Updated on January 26, 2018

He played tenor sax. When I was very young, we lived in Detroit in a tiny apartment, my mom, my dad, my sister and me. Daddy practiced all day long and played in clubs all night, except when he went fishing or hunting, his two favorite past times.

He never went to music school or took lessons of any kind. He was self-taught and started playing when he was just a kid. He went on the road when he was a teenager. That started a life-long career as a musician. I guess it helped that he had perfect pitch (see definition below), cause he taught himself to play all the single reed instruments and the piano too.

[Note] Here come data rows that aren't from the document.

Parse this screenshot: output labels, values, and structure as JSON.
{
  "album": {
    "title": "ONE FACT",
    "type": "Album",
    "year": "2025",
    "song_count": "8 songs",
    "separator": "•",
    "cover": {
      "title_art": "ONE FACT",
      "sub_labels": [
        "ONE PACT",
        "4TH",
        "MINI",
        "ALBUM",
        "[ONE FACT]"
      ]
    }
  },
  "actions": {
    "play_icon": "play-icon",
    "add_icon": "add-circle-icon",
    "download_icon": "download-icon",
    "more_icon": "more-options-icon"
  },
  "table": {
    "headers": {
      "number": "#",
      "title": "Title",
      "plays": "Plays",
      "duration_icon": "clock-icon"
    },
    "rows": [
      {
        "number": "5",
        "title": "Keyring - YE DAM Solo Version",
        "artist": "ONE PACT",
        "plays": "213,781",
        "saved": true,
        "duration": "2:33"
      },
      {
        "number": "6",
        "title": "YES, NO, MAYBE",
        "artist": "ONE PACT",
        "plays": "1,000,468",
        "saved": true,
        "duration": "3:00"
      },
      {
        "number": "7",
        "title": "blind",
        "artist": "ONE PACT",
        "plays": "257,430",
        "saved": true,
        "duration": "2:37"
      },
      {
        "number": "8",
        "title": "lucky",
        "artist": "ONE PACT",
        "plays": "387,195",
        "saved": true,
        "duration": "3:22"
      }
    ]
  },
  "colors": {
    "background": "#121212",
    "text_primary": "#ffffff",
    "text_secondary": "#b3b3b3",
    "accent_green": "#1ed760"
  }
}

All you had to do was hum a tune for him and he could sit down and play it. Not just the melody, but also the chords, rhythmic accompaniment, and all kinds of runs up and down the keyboard. I was fascinated. He had a wonderful "ear" (see definition below).

I remember watching him practice in front of a mirror. Why in front of the mirror? I had no idea. I always thought he was trying to make his cheeks stay flat. They puffed out like a puffer fish whenever he played the saxophone.

When my sister and I were young, we took tap dancing lessons, and so when friends (usually other musicians) came to visit, daddy sat down at the piano and we did our little "singing/tap-dancing" sister act. We didn't always want to do it, but we were expected to since we'd been born into a family of entertainers. My mother was a singer and a writer.

Daddy would often play from a "fake book". We had lots of them around the house. They contained just about every song ever written. Eventually, I learned how to read the chord symbols and would sit for hours and try to play the pages of "standards". It never sounded like daddy, but I kept at it anyway.

By the time my sister and I got to high school, we were allowed to occasionally go to the nightclubs where daddy worked with mom. The place I remember so well, in Detroit, was the Penobscot Club. It was beautiful and the food was awesome. Daddy was the leader of the band and he had a girl singer. I don't think my mom liked her too much. Sometimes well-known musicians, who were in town, would come into the club and "sit in". I got to meet Tommy and Jimmy Dorsey and other "big band" musicians. They would come and sit at our table. We have lots of pictures of both Dorsey brothers with my mom and daddy.

This was the 1940s and it was very common for musicians to go around town and "sit in" for nothing with each other, especially late at night after their paying "gigs" (see definition below) were over. This was a way of socializing, communicating with each other and working off the stresses of their "money making" jobs. It was indeed a great era for jazz and for me, as well, as I got to be a part of the continued growth of a fascinating music genre.

additional definitions and pitch test

Pitch: the property of sound that varies with variation in the frequency of vibrations.

Perfect pitch: the ability to hear and identify a note without any musical support

Absolute pitch: same as perfect pitch

Relative pitch: the ability to recogize one pitch with reference to another given pitch

Musical ear: Being able to detect pitch changes and to hear different musical intervals and chords, and even develop the skill to write down music that you are listening to. These abilities may be trained.